Most Pentest Reports Get Read Once. We Are Trying to Change That.

Around the middle of last year, a client showed us their SharePoint folder of past security reports. There were sixteen of them, going back four years, from four different testing firms. They were all over a hundred pages. They all had executive summaries that said roughly the same thing. They all had finding lists with CVSS scores and remediation recommendations.

The client wanted to know how many of the findings from the previous report had actually been fixed. Nobody in the room could answer. We spent a day cross-referencing the old report against their current state. Roughly a third of the findings had been remediated. Another third had been partially addressed in ways that made the original recommendation no longer accurate. The last third looked exactly the same as they had eleven months earlier.

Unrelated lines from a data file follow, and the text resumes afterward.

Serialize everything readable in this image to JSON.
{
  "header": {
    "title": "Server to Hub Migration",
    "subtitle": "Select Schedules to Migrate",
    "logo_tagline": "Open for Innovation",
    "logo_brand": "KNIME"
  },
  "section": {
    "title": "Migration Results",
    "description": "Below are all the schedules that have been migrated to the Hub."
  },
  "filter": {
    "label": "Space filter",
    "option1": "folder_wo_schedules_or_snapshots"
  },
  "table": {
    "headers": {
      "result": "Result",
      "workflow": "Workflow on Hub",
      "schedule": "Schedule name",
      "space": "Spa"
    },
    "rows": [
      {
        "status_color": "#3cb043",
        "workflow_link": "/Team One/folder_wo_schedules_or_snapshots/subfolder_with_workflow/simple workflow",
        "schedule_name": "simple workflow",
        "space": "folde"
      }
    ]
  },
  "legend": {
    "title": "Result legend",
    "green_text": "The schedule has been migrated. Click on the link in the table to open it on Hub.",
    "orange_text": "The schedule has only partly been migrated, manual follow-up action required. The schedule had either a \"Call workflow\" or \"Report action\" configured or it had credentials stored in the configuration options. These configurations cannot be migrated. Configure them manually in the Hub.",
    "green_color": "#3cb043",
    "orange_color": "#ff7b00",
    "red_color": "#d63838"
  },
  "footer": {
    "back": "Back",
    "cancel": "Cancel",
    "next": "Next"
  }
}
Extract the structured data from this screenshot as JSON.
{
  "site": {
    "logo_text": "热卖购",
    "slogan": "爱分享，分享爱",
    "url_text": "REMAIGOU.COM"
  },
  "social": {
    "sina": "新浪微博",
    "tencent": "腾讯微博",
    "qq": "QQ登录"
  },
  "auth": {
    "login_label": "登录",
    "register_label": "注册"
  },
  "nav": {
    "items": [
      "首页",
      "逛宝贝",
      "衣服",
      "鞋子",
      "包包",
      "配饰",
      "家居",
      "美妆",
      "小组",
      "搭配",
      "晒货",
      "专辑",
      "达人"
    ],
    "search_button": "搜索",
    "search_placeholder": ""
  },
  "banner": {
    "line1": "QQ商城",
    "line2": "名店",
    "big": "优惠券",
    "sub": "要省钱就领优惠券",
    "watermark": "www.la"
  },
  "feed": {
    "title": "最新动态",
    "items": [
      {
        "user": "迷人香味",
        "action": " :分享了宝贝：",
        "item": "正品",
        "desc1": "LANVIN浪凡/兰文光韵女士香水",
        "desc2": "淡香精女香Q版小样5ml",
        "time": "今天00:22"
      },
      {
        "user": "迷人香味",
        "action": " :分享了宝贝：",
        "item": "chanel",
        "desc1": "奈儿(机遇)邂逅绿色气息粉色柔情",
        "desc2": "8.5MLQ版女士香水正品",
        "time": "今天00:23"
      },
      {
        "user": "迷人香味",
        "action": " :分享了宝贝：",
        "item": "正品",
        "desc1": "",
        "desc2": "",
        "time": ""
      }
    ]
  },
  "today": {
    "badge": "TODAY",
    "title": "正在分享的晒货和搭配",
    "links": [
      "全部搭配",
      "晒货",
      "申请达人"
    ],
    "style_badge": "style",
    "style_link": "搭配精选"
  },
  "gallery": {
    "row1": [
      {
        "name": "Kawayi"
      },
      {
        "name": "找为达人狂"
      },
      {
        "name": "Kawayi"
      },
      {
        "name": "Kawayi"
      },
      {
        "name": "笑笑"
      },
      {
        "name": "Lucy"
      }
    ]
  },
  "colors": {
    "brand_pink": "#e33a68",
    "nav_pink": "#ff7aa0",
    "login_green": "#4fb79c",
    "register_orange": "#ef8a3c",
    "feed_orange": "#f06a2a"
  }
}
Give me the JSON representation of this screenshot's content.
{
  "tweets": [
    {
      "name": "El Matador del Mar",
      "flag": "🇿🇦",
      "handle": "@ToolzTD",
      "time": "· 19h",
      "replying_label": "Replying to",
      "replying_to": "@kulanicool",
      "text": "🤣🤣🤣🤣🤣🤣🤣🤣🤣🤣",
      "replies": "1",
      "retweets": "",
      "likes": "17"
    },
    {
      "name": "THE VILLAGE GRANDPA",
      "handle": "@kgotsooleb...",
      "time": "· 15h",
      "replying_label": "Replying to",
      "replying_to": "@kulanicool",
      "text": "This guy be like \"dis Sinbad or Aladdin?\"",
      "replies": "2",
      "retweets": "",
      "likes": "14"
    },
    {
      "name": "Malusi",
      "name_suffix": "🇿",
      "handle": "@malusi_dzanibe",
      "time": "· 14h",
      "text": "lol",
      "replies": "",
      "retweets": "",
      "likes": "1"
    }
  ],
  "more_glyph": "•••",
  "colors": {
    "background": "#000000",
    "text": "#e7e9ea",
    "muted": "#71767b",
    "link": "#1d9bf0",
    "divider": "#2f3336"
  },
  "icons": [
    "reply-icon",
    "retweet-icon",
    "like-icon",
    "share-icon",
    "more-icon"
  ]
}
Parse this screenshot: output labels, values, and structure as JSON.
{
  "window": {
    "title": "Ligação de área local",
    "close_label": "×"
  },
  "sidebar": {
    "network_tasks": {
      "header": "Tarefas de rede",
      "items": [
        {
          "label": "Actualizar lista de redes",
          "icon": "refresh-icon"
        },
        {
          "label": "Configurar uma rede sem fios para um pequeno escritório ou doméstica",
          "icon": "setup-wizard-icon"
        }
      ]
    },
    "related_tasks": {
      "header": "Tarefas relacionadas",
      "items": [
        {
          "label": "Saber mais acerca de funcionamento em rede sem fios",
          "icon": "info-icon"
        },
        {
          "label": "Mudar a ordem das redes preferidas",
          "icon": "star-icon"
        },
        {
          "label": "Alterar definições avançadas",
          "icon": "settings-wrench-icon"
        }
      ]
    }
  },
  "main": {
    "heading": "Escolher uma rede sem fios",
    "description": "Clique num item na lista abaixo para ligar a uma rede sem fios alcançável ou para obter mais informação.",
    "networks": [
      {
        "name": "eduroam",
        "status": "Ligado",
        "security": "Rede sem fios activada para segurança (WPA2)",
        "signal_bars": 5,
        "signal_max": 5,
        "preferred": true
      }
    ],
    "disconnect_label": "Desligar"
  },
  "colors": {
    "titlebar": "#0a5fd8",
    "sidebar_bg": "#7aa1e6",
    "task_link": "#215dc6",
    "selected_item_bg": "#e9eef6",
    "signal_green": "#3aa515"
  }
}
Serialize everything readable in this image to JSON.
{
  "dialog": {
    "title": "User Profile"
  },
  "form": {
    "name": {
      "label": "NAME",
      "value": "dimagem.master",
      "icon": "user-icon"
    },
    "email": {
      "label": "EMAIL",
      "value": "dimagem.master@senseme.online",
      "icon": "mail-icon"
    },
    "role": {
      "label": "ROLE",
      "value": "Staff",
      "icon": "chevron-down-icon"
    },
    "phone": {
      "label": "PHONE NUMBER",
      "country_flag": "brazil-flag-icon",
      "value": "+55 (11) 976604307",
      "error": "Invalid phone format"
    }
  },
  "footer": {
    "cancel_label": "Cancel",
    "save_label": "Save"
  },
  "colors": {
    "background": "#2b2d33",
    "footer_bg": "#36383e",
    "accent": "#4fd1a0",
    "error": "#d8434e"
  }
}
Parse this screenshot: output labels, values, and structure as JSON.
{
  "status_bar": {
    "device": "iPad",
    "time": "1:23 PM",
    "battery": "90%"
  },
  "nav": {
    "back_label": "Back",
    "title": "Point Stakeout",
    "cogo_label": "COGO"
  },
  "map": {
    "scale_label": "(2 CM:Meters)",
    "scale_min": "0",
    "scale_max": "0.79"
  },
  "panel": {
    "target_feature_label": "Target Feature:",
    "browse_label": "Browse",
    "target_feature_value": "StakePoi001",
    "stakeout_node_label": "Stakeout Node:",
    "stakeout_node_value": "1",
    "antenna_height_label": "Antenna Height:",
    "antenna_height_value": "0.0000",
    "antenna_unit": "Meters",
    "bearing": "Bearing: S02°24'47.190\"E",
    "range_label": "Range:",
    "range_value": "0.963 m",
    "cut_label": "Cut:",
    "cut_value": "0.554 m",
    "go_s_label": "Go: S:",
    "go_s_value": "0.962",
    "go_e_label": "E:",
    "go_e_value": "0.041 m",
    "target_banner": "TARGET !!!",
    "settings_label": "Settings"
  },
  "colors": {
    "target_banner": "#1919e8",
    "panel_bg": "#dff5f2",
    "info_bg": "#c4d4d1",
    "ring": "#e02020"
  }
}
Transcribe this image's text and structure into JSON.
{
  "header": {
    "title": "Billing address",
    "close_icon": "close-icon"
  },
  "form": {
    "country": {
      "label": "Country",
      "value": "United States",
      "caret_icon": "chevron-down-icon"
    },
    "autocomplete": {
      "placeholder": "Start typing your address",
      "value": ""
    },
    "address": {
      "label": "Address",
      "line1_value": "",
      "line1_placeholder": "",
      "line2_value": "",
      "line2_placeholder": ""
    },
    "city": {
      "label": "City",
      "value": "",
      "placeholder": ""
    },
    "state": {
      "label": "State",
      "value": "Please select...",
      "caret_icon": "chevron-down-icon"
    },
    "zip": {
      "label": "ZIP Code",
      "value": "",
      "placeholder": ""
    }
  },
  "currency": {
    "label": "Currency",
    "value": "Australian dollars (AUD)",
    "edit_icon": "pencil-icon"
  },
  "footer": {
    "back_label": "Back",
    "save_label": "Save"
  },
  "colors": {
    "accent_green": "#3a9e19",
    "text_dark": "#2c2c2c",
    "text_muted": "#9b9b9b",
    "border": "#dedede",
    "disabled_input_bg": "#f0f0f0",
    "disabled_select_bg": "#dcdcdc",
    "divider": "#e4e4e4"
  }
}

This pattern is not specific to that client. It is the dominant outcome of the way the industry delivers penetration testing work. The artifact gets produced, filed for the auditor, and quietly outlives the team that commissioned it. We have been changing how we deliver, because the report was clearly not doing the job.

The shape of the standard report

If you have commissioned a pentest, you know the structure. There is an executive summary written for an audience that does not exist. There is a methodology section that mostly repeats the statement of work. There is a findings section with each issue rated using a five-color scale, a CVSS vector that nobody examines, an attack narrative, and a remediation recommendation that often boils down to "follow industry best practices."

The report goes to whoever requested it. They forward it to a security manager. The security manager forwards it to the team that owns the affected systems. By the time it lands with the engineer who could fix the bug, several handoffs have happened, the context has thinned, and the report is fighting for attention with everything else on their backlog.

The dominant outcome is what you would predict. The critical findings get a ticket. The high findings get a ticket if someone has time. The mediums get an apology in the next compliance review. The lows live forever in the SharePoint folder.

What developers actually need

When we started asking the engineering leads on our client side what would make findings more actionable, we got the same answer repeatedly. They did not want longer narratives. They wanted reproductions.

A finding becomes real to a developer the moment they can trigger it themselves. A curl command that exhibits the issue against a staging environment. A short video of the attack working. A test case that fails, with the expected behavior next to it. The CVSS score does not change their behavior. Watching the bug fire in their own terminal does.

We started shipping our reports with a "reproduce this" section for every finding. The same three things, every time. The setup steps so they can get to a working baseline. The exact request, payload, or sequence that demonstrates the issue. The expected response that proves it worked. When an engineer can paste that into their tools and watch it happen, the conversation stops being about whether the finding is valid and starts being about how to fix it.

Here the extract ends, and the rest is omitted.